On the Banks of the Mekong.

A girl feeds a monk. It takes a village.

300 kilometers up the river Mekong from Vientiane in Laos lies the city of Luang Prabang.  A UNESCO world heritage city for its numerous functioning temples.

It is an amazingly quaint and chill place with not a huge amount to do. That is the charm, really.  It is quiet. Compared with many places in Asia, there is not a lot of thumping and bumping. There is an 11 PM curfew and the streets get quiet late in the evening.  

In Laos, as in Thailand, every male becomes a monk for as little as a few weeks, or for several years.  For some, it is a way to get, not just a religious, but also a more complete education beyond primary school.

Monks are busy with study and tasks and to keep themselves on the straight and narrow, they eat just once a day.  All their calories must come before 11 AM. In this tradition, they get all their food from donations to them by the people in the community.

In Luang Prabang, very early, the townsfolk, either make food the night before or hurry to the market and purchase food.  By 5:45 AM every morning, they take a seat on the sidewalk and the monks emerge, from age 9 to 90, saffron ablaze, alms bowls at the ready.  They parade along the street, stopping briefly as each person drops a handful of food into the bowl. Usually a small ball of rice, but perhaps some vegetables or bread.

At the end of the 1 km route, one monk has a meal provided and touched by the entire town. They are fed for the day and in return the donors pocket some merit, some spiritual good will to bank for a better life next time.

It’s been going on for centuries. Indeed I wonder how many lifetimes some of them have been doing this.

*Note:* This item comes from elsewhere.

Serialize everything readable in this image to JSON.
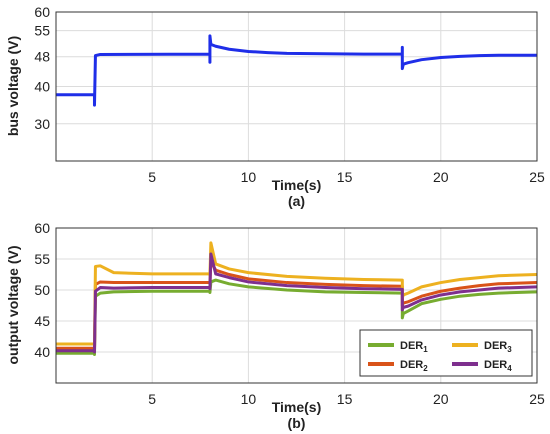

If you head there, I can highly recommend the Mekong Riverview Hotel. It’s at the confluence of the Nam Khan and Mekong Rivers with great views of the river below.  Breakfast is included. The owner is a European who’s been there for decades. He started the city park next door and on Monday he hosts a wine night in the park for his guests. He’ll come by every morning and greet you and offer tips on the area.  The staff is A-one. Other places that look nice are the Belle Rive and the Victory Palace Hotel.

We had two great meals.  Manda de Laos overlooks a UNESCO lily ponds.  They’ve been cooking meals there for generations entertaining kings and dignitaries.  

The Green Elephant served high quality Lao food with creative cocktails to match.

The Night Market has unique and local crafts and is quite manageable as far as markets go.  It provides a nice after dinner stroll to walk off the nice meal.

As far as activities, a boat ride up the river to the Cave of the Thousand Buddhas is a nice 5 hour trip to see a cave with countless buddhas offered over the eons. You can stop at a couple villages along the way. A private boat will cost you around 50 bucks for the day.